Warzone, on the other hand, is where things get interesting, and much more than the simple fact that your objectives constantly change to keep you on your toes. Players initially start out as a soldier, who can equip a limited amount of weapons and has one grenade and very little else to sustain him. However, just about anything that you do within a Warzone match, from placing a bomb during a Search and Destroy round to helping hold a checkpoint and destroying enemy turrets (along with killing your opponents), gives you points. The more you play, the more points you earn, and if your side happens to win the round, you get a 1.5x multiplier for your points. These go towards earning one of 12 ranks, which allows you to progress from a lowly private to a masterful general once you get to 2,800 points of online service. On top of these ranks, however, are additional player classes that you'll unlock, each of which carries its own kind of abilities and specialties.

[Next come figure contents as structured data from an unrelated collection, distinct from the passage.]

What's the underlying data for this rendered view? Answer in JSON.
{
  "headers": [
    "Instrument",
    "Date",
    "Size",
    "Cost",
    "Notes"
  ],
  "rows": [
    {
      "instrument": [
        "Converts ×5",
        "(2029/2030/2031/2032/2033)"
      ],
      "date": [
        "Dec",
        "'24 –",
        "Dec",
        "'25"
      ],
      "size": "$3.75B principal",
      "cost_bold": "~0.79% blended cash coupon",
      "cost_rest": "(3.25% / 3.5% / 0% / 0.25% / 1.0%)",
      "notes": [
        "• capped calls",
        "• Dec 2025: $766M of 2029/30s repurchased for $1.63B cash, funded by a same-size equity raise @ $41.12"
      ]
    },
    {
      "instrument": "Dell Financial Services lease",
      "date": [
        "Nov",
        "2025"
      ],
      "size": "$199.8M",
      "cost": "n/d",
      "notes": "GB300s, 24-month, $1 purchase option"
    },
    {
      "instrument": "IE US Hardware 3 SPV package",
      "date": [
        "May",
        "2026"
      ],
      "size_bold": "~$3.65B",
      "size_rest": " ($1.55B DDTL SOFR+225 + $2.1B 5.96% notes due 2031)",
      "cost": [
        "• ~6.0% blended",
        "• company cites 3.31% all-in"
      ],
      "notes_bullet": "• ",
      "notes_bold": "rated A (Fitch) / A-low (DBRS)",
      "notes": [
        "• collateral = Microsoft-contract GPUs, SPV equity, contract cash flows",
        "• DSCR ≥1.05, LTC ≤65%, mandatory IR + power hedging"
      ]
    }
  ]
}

There are six classes in all, ranging from medics that can revive players to Saboteurs that can disguise themselves to look like their enemies for stealth kills. While choosing a particular class allows you to do specific things on the battlefield, if you want to unlock the true potential of that class, you're going to need to acquire ribbons and medals, which are progress-based rewards for doing specific actions. For example, if you're a tactician, and you manage to place five spawn points in a round, you earn a ribbon. If you earn eight of those ribbons, you then earn a Spawn point medal, which unlocks the ability to create air support robots. This then starts you on a new ribbon/medal path, which will eventually lead you to be able to combine your skills with another class. This means that you could essentially create a death dealing medic that places sentry turrets behind him to cover his tracks, or an Assault Saboteur that can run through enemy lines and drop proximity mines that blow up whenever an enemy nears them. The fact that you can match so many different combinations and that it's based solely on medals will definitely keep people playing for a long time.
The eight maps that are selected for multiplayer are really designed to amplify the amount of chaos that goes on within an online map, and considering that you can have up to 32 players in one round (which can include bots as well if you don't have enough people), the destruction can quickly ramp up. Helping out in this respect is the inclusion of a Squad feature, which allows one player to be a squad leader for his friends. This automatically gives all members a dedicated channel for communication of tactics. It also allows players to instantly spawn back in on the Squad Leader's position, providing instant reinforcements during a Capture and Hold round or extra soldiers during an Assassination attempt.